Clos de Saint-Hilaire, batizado em homenagem ao padroeiro da vila de Mareuil-sur-Aÿ, tem apenas um hectare plantado com Pinot Noir
Hoje, a casa trabalha com 220 hectares de vinhas (sendo 100 de vinhedos próprios), que compreendem 40 Crus de Champagne ao redor de Épernay. A principal joia da Billecart-Salmon, no entanto, é cultivada distante dos olhares dos curiosos, no Clos Saint-Hilaire. Fruto de meio século de uma cultura minuciosa, esse único hectare de Pinot Noir, cuidadosamente protegido por um muro de pedra, dá vida a um Champagne excepcional, de rara complexidade e frescor estonteante. O Clos é cultivado em uma só parcela contínua e com uma planta de vinificação no local dedicada apenas para o seu vinho. O solo é trabalhado somente com cavalos e as uvas são vinificadas em barricas.

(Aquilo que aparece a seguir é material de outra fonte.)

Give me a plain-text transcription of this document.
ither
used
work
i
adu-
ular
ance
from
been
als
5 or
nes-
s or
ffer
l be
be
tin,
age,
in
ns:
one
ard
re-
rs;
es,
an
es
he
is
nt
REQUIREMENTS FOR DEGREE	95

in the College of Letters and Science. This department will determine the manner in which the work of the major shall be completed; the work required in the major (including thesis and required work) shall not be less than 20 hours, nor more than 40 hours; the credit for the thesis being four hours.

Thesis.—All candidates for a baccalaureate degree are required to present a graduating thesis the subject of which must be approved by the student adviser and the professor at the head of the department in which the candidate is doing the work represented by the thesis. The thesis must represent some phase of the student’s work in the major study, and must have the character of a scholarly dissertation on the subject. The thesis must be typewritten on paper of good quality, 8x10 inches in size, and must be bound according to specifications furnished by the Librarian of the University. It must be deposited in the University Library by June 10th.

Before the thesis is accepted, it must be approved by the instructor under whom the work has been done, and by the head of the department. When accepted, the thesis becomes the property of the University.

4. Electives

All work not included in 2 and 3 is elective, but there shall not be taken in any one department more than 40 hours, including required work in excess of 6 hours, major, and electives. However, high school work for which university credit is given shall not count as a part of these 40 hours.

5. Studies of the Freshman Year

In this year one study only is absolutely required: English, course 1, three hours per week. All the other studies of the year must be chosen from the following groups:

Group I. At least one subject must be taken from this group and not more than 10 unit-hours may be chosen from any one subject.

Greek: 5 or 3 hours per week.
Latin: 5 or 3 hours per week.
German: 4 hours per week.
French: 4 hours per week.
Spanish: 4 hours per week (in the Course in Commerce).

Aliás, a Billecart-Salmon possui mais de 450 barricas nas quais são vinificados seus Millésimes, um de seus diferenciais. Os barris (com idade média de 10 anos) são usados para a fermentação, pois, segundo François Domi, eles fazem com que esse processo seja mais lento do que nos tanques de inox, “dando-lhes mais sutileza”, e as borras também dão mais corpo ao vinho. Para o chef-de-cave, envelhecer o vinho nas barricas não é o ideal, pois isso pode resultar em aromas de madeira e taninos indesejáveis.
O trabalho de Domi com a fermentação em madeira gerou uma cuvée específica completamente vinificada em barricas, a Brut sous Bois – uma homenagem às técnicas ancestrais de produção de Champagne. Mas vale lembrar que a empresa, apesar de cultivar tradições, também foi uma das primeiras na região a usar a técnica de débourbage à froid (decantação a frio) e utilizar tanques de inox para fermentar em baixa temperatura por longo tempo, isso ainda nos anos 1950, com o intuito de conservar o frescor dos vinhos.
Prestes a completar 200 anos, a empresa continua completamente familiar, uma das poucas exceções em Champagne, com os irmãos François e Antoine Roland-Billecart à frente, sempre supervisionados por seu pai, Jean Roland-Billecart.